Dimensionality Reduction
Dimensionality reduction is a technique used in machine learning and statistics to reduce the number of features or variables in a dataset while preserving its essential characteristics. This is particularly useful when dealing with high-dimensional data, as it can help improve model performance, reduce overfitting, and make data visualization easier.

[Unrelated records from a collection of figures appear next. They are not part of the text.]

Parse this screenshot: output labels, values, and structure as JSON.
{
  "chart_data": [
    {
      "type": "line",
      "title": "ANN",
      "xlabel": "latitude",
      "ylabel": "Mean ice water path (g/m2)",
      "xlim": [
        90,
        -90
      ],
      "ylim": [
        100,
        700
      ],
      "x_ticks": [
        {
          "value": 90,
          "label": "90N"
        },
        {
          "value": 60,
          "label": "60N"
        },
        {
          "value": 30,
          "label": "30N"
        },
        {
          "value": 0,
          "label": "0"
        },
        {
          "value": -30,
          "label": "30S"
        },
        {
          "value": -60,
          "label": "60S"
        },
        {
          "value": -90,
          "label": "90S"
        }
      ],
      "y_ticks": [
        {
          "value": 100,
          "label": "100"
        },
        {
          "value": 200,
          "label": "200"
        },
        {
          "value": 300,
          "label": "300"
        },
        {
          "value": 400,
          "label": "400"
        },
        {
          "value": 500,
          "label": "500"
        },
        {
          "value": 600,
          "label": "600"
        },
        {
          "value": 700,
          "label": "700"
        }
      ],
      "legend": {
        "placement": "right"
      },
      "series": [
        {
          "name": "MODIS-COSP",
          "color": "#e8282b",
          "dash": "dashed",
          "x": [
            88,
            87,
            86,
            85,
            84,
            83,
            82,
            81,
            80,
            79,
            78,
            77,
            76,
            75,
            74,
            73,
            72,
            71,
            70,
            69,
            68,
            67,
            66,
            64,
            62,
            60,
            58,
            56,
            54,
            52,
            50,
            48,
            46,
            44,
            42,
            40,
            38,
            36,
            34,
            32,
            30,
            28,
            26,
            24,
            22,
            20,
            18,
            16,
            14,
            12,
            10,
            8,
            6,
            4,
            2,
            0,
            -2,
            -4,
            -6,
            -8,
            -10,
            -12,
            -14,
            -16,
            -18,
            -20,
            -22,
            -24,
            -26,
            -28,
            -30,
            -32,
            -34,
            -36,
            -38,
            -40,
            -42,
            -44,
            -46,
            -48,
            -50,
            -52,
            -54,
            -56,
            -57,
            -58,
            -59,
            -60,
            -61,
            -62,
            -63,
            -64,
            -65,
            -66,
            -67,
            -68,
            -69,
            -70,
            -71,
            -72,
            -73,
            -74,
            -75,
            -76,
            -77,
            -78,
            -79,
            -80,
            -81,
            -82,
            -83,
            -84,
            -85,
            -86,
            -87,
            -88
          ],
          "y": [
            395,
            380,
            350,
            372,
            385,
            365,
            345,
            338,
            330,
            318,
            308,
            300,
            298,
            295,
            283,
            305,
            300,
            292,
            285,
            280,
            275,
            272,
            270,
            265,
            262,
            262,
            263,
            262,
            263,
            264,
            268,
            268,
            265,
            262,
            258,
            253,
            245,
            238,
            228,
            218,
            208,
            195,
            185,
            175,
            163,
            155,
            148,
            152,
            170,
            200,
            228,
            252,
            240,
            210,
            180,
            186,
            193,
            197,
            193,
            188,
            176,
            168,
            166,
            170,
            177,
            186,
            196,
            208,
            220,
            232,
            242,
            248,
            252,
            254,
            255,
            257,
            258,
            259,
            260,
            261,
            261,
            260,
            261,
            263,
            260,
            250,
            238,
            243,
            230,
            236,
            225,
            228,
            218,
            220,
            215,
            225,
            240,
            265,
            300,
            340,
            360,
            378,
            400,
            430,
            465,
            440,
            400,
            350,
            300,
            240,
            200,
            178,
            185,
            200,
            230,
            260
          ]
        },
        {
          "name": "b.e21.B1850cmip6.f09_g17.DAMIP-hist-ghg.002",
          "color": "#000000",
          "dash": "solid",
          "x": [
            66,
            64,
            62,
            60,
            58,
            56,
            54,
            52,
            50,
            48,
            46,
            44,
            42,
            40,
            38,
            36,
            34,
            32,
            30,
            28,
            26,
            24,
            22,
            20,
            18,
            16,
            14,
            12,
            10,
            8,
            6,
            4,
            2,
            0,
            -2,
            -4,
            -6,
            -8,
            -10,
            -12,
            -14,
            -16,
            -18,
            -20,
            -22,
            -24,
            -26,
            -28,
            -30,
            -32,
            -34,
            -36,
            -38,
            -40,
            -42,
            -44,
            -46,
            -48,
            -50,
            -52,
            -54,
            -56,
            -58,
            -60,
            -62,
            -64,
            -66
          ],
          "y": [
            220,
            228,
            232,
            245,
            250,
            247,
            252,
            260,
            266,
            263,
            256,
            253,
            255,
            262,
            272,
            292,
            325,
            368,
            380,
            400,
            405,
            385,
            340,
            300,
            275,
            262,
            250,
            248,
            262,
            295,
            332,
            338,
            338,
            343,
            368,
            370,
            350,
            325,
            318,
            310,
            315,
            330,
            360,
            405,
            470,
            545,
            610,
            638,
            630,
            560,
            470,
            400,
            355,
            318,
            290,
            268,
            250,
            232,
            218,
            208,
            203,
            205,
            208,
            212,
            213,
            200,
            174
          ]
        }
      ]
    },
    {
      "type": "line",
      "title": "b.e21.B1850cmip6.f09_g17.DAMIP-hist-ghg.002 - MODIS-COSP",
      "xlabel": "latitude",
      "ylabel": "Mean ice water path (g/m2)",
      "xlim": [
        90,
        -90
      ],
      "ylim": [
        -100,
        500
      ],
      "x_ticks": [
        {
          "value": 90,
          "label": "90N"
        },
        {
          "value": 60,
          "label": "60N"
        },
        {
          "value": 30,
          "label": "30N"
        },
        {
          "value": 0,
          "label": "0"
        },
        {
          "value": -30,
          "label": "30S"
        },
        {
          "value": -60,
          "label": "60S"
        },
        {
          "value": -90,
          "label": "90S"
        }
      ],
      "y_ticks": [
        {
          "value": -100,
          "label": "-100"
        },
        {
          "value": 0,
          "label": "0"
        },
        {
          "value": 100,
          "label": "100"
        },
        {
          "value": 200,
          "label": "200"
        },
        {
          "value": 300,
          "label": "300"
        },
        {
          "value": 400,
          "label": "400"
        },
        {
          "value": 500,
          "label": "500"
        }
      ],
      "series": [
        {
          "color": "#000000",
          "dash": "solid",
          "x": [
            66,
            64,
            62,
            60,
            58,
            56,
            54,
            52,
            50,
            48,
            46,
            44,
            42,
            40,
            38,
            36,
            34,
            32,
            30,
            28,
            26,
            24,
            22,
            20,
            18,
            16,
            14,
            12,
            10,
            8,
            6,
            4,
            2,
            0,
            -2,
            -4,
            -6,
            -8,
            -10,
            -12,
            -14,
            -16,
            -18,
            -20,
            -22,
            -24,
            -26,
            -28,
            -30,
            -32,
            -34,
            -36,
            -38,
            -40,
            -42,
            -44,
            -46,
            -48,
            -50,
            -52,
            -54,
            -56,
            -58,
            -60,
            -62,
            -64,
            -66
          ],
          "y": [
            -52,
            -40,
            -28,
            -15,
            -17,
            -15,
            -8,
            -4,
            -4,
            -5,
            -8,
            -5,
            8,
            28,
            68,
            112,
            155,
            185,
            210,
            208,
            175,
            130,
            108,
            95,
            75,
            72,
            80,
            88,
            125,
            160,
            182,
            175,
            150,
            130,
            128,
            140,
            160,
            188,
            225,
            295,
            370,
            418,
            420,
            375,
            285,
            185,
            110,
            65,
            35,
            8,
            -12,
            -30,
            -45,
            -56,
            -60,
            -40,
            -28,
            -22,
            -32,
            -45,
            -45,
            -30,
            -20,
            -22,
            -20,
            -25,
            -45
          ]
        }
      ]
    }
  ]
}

First we will import the required libraries and read in some precipitation imagery.
import geowombat as gw
import os
import matplotlib.pyplot as plt
import pandas as pd
from glob import glob
import ray
import pandas as pd
os.chdir("../../xr_fresh/data/")
file_glob = f"evi_*tif"
files = sorted(glob(file_glob))
# print dates and files in a table
pd.DataFrame({ "file": files})
/home/mmann1123/miniconda3/envs/xr_fresh_update/lib/python3.9/site-packages/tqdm/auto.py:21: TqdmWarning: IProgress not found. Please update jupyter and ipywidgets. See https://ipywidgets.readthedocs.io/en/stable/user_install.html
from .autonotebook import tqdm as notebook_tqdm
file | |
---|---|
0 | evi_20160101.tif |
1 | evi_20160401.tif |
2 | evi_20160517.tif |
3 | evi_20170203.tif |
Let’s take a look at the imput data
with gw.open(files, nodata=-9999 ) as ds:
ds = ds.gw.mask_nodata()
ds.plot(col="time", col_wrap=4, cmap="viridis", robust=True)
display(ds)
Now let’s create 3 components from the data
import xr_fresh.dimension_reduction # This registers the accessor
cpus = 8
with ray.init(num_cpus=cpus) as rays:
# Example usage
with gw.open(
files,
stack_dim="band",
nodata=-9999
) as src:
src = src.gw.mask_nodata()
# get 3 k principal components - base zero counting
transformed_dataarray = src.gw_ext.k_pca(
gamma=15, n_components=3, n_workers=cpus, chunk_size=512
)
# plot each with a seperate scale
for i, comp in enumerate(transformed_dataarray.component.values):
transformed_dataarray.sel(component=comp).plot.imshow(
figsize=(8, 6), robust=True, cbar_kwargs={'label': f'Component {i+1}'}
)
plt.title(f'Principal Component {i+1}')
plt.show()
Save your outputs
transformed_dataarray.gw.save(
"test.tif",
overwrite=True,
)